Shadowland, (not to be confused with Shadowplay, Dreamland or any of several other Shadowlands), begins by informing us about a 19,000 mile stretch of dense, ancient forest in the Scottish Highlands. That forest is only slightly less dense and impenetrable as Shadowland’s opening minutes.
In a series of unexplained and seemingly unrelated sequences, an old man (Tony Greengrass, A Spanking in Paradise) disappears into a trap door in an abandoned building. A young man named Kane (Gordon Houston) meets the very pregnant Sandy (Lily Cooper) while another man (Keenan Ben) has nightmares of what looks like a covert operation gone wrong. All while an overly loud electronic score that occasionally sounds like Boards of Canada plays on.
The man with the nightmares we find out is Cam, ex-military turned private security. He’s lined up a job that should be easy money, escorting an ambassador (David E Grimes) and his family to a function in rural Scotland. He recruits Elaine (Amelia Eve, The Haunting of Bly Manor) to round out his team and they set out.
But easy money is rarely easy and they run into an ambush. Taking shelter in an abandoned barracks they get some good luck when something kills off their attackers. Their luck turns however when they realize that whatever it is, it’s not done killing.
Shadowland is the first feature from writer/director Simon Kay and it shows. The attempts to create mystery at the film’s start only create confusion. The badly staged kidnapping attempt. Clichés like Cam’s romance with the ambassador’s daughter Dillon (Rebecca Finch, The Mermaid’s Curse, Reign of Chaos) and a traitor within his team.

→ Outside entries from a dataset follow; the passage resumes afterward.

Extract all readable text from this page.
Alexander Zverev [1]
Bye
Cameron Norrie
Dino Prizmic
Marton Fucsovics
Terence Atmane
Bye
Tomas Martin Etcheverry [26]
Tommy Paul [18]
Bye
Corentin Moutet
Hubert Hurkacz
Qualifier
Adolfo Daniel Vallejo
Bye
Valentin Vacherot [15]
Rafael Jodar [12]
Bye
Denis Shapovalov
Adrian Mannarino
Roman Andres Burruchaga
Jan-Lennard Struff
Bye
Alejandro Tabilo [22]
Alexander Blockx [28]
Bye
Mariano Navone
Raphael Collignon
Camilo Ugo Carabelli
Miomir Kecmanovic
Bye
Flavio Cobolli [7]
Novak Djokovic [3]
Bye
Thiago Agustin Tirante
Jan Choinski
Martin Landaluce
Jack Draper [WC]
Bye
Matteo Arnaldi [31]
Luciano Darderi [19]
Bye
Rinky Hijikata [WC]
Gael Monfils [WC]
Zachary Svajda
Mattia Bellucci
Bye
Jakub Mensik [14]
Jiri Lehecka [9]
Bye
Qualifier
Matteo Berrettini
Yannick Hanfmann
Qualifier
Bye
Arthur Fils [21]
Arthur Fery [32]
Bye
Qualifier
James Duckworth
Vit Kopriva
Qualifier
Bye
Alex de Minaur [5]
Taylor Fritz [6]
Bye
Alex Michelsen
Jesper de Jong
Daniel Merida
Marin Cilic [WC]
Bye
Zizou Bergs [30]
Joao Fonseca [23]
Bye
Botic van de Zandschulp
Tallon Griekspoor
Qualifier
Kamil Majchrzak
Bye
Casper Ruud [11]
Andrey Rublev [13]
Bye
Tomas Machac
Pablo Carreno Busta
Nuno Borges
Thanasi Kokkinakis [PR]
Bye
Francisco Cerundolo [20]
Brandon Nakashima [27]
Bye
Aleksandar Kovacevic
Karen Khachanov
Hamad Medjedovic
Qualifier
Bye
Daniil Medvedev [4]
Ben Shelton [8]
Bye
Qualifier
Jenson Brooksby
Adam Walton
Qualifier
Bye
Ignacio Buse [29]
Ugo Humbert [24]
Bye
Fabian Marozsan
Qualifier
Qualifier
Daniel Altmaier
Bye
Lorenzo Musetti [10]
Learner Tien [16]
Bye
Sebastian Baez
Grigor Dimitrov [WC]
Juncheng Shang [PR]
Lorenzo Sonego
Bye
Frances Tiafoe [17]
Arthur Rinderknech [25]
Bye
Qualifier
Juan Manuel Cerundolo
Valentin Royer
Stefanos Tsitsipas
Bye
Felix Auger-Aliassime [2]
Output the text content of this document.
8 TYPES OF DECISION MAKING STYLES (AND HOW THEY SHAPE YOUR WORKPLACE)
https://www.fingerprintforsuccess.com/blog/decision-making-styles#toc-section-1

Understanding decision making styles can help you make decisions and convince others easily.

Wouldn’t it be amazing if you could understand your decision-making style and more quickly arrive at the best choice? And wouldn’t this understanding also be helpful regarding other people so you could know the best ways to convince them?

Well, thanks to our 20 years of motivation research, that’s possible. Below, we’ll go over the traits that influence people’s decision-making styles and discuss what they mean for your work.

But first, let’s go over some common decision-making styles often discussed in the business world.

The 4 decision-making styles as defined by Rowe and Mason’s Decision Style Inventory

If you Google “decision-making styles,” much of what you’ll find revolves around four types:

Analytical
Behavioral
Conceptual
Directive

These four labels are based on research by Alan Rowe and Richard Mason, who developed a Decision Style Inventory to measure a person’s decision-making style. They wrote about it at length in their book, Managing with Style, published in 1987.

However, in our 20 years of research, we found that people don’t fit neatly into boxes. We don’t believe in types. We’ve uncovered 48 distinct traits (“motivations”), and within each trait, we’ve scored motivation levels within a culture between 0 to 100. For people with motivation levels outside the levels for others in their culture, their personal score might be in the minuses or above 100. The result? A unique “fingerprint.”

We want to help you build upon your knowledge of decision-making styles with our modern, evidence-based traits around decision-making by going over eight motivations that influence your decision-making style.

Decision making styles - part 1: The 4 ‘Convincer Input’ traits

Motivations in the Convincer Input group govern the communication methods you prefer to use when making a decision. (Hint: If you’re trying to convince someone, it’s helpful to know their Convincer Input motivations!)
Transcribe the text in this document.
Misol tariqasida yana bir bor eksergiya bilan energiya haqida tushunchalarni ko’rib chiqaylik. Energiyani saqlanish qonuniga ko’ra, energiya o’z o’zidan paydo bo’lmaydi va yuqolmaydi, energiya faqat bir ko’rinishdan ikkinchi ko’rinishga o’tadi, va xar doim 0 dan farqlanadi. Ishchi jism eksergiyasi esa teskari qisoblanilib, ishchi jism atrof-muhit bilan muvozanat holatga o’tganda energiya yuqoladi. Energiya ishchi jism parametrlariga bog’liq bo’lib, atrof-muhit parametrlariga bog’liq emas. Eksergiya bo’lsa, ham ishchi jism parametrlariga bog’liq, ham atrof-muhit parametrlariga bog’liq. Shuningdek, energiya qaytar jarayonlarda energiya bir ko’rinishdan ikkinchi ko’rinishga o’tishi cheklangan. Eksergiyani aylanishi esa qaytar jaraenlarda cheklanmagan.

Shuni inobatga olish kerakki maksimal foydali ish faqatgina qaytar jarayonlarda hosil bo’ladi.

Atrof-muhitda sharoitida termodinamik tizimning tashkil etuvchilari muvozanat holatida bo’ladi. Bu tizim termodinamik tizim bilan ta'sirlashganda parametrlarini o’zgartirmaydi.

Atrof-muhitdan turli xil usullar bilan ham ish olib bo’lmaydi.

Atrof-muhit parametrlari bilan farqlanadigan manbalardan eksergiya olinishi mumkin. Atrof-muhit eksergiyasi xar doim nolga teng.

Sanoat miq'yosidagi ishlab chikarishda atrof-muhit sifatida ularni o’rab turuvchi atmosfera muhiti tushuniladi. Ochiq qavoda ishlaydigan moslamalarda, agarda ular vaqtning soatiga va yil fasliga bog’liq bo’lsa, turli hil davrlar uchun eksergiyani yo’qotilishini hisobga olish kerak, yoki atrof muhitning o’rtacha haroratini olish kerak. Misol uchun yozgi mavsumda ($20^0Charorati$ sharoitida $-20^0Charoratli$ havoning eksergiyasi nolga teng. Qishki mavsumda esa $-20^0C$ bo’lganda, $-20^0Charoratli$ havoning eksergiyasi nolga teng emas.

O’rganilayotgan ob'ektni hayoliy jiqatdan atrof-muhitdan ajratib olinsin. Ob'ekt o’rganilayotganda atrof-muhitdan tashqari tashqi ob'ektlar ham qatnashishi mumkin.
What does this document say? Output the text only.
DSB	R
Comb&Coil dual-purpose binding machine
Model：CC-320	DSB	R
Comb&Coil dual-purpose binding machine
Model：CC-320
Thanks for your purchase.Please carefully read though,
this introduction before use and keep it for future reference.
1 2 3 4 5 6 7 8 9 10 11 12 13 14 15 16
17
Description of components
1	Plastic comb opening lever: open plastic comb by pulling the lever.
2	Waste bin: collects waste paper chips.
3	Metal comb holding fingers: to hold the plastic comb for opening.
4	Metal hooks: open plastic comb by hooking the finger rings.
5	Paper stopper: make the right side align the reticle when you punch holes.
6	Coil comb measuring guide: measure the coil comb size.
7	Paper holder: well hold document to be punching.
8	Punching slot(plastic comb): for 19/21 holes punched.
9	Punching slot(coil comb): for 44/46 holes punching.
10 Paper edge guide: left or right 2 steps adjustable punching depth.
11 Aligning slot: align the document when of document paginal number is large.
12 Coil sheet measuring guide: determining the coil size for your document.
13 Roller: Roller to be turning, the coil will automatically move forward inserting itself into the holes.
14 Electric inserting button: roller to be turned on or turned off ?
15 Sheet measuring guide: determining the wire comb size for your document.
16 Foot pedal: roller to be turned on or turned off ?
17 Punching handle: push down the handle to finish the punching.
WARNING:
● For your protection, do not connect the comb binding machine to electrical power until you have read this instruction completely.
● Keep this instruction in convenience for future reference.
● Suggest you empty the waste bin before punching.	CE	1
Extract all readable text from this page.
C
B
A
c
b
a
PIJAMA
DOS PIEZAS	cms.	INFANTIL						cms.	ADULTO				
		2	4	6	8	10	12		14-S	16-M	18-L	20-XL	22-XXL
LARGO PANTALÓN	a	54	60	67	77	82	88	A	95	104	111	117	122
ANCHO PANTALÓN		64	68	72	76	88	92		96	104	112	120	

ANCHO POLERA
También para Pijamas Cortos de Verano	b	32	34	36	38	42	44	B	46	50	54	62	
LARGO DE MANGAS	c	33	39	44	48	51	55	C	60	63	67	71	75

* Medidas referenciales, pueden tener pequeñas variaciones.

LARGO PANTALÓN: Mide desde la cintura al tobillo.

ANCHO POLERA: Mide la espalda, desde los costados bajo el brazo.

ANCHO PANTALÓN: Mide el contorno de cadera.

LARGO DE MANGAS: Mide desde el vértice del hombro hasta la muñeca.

Eventually, we find out that the crazy old man is Kane and the scenes with Sandy happened in the 1980s on his way to the base. Whatever is out there is the result of his experiments. If this sounds familiar it’s very similar territory to what David Ryan Keith covered in The Dark Within and Redwood Massacre: Annihilation. Right down to the deserted base in the Highlands. It’s also not a million miles removed from The Rizen and its sequel The Facility.
Unfortunately, Shadowland is way too long on talk and short on action. A plot like this has to embrace its own implausibility and pile on the strangeness. Instead, we get a lot of arguing, creeping around in the dark, and flashbacks. It feels like half of the film is set in the past, and despite that, I still wasn’t sure just what the creature was. I do know it’s invisible and can possess bodies that keep the budget down. But whether it’s demonic, alien, or from another dimension we’re never told.
When someone finally goes running through that ancient, dense forest I wasn’t surprised to see the trees were all planted in a row. And there were plenty of freshly cut stumps. They couldn’t even get that right.